# Step 1: Importing the necessary libraries

In [34]:
import numpy as np
from sklearn.cluster import KMeans
from PIL import Image
import pandas as pd

# Step 2: Getting the Dataset and Assigning Variables

In this step, we load the base image that we wanted to compress and use a combination of `pandas` and the `Image` from `Pillow` to create a dataset. We also assign its `width` and `height` to store details about the image size and load the RGB data of each pixel of the base image into a NumPy array to fit into a KMeans cluster model in the next steps.

In [35]:
# Read the image
colourImg = Image.open("base.jpg")

# Convert the image to a NumPy array of pixels
colourPixels = colourImg.convert("RGB")
colourArray = np.array(colourPixels.getdata())

# Convert the NumPy array to a DataFrame
df = pd.DataFrame(colourArray, columns=["red","green","blue"])

# Save the DataFrame to a txt file to be used as a dataset
np.savetxt('datasetRGB.txt', df.values, fmt='%d')

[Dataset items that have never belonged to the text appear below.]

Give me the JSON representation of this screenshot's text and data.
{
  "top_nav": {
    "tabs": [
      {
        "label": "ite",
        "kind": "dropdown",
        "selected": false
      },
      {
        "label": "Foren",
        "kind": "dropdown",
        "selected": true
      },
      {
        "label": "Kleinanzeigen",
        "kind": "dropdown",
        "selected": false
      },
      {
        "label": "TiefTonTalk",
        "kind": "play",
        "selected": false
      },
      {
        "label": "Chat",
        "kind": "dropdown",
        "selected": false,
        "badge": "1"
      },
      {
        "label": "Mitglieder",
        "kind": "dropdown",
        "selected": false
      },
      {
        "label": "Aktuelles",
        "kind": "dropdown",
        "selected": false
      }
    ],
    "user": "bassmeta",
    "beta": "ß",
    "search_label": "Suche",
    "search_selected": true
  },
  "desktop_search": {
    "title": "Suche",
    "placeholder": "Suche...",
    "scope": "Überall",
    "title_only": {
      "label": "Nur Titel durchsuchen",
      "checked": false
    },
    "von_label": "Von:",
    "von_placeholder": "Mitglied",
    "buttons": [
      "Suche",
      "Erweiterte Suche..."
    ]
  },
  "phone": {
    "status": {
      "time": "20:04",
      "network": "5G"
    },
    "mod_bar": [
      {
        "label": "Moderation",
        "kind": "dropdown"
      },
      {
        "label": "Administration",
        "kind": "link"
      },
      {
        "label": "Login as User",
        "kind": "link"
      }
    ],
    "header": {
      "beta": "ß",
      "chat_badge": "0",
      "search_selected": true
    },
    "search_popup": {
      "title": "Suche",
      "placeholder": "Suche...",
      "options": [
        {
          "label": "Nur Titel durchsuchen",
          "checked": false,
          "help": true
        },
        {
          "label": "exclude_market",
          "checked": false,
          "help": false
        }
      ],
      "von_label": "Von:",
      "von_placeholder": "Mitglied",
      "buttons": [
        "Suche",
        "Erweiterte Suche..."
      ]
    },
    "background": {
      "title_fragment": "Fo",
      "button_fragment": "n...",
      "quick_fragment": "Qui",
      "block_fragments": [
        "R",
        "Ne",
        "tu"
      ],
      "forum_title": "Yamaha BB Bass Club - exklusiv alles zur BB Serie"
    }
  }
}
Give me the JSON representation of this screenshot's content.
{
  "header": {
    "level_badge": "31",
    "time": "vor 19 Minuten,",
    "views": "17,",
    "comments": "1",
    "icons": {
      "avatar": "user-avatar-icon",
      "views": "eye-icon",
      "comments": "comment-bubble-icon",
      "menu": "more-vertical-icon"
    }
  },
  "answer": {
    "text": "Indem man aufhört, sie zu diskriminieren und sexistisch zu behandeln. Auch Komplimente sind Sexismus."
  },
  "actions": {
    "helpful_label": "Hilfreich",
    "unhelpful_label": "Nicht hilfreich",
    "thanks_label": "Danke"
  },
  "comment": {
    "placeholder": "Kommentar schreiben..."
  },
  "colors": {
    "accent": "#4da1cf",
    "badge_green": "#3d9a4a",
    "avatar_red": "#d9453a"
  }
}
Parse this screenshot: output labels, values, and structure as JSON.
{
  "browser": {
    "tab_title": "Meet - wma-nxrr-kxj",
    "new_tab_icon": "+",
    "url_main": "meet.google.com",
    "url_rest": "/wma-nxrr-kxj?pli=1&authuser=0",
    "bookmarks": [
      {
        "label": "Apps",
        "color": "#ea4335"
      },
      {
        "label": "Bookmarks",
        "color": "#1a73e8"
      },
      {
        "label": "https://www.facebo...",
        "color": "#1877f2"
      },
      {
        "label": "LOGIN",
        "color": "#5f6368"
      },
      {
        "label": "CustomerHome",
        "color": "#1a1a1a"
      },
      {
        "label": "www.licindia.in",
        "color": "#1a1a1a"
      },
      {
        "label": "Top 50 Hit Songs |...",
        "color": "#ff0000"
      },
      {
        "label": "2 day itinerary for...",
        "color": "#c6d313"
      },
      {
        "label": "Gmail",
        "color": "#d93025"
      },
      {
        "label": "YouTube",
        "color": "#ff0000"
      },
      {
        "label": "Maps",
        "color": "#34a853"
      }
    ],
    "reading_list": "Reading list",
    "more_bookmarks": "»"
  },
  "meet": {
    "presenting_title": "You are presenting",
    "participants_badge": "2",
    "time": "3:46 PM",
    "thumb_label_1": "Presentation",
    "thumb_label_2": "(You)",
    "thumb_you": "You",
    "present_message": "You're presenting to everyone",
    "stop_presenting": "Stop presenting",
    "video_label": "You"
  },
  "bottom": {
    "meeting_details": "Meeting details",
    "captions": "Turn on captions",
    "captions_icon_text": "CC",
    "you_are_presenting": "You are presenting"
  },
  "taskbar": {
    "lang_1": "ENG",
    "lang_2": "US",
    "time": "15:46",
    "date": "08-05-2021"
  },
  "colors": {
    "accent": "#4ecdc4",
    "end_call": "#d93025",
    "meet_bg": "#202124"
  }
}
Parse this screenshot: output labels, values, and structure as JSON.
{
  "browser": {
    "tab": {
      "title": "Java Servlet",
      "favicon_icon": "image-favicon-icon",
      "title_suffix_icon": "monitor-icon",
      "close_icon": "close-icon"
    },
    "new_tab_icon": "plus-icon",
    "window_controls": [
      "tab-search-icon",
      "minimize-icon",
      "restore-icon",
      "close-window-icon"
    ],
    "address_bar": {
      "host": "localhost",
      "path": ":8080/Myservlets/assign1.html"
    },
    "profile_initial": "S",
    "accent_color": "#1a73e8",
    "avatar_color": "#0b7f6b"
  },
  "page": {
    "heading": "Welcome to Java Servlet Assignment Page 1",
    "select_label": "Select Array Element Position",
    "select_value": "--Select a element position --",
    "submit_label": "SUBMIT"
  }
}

data = np.loadtxt('datasetRGB.txt')  # Load the RGB pixel data from the file into a NumPy array
im = Image.open("base.jpg")
print(im.size)
width, height = im.size # Get the width and height of the image

(256, 192)


# Step 3: Modelling

In this step, we use the in-built `KMeans` library algorithm to create KMeans clusters to compress our image by `clustering the RGB values` from the  dataset we created earlier. The number of clusters, or ***`k`***, can also be considered to be the `number of colors`. To explain it simply, consider that our base image (the image we want to compress) has ***`n`*** colors. Now, by assigning a value to ***`k`***, we are reducing the ***`n`*** colors to ***`k`*** colors with the help of clustering. A higher value of ***`k`*** will lead to a better quality image and a lower loss of colors. However, it will also lead to a smaller difference between the sizes of the actual and the compressed images. In the next section of this notebook, there are a few examples demonstrating the same concept.

In [36]:
k = 16  # Number of clusters for compression
kmeans = KMeans(n_clusters=k, random_state=0)  # Create a KMeans object
kmeans.fit(data)  # Perform K-means clustering



# Step 4: Output the Compressed Image

Now that we have formed our clusters, we get the `cluster labels` for each of the pixels and then proceed to compress the image by `replacing each pixel with the centroid of the cluster it was assigned to`. We then reshape the compressed data that now consists of replaced pixels, so that it equals the size of our base image. We then convert each of the data values into an `8-bit unsigned integer` as it ranges from 0 to 255, and is often used to represent the respective RGB color channels. Finally, we use `Pillow` once more to convert our data into an Image object and can now output in a format that fits our needs.

In [37]:
labels = kmeans.labels_  # Get the cluster labels for each pixel
compressed_data = kmeans.cluster_centers_[labels]  # Replace pixel values with centroid values

# Reshape the compressed image to match the original image
compressed_image = np.reshape(compressed_data, (height, width, 3))

# Convert the NumPy array to an image
compressed_image = compressed_image.astype(np.uint8) 
compressed_image = Image.fromarray(compressed_image)  # Create a PIL Image object

# Save the image as jpg in the current directory
compressed_image.save('compressed_image.jpg')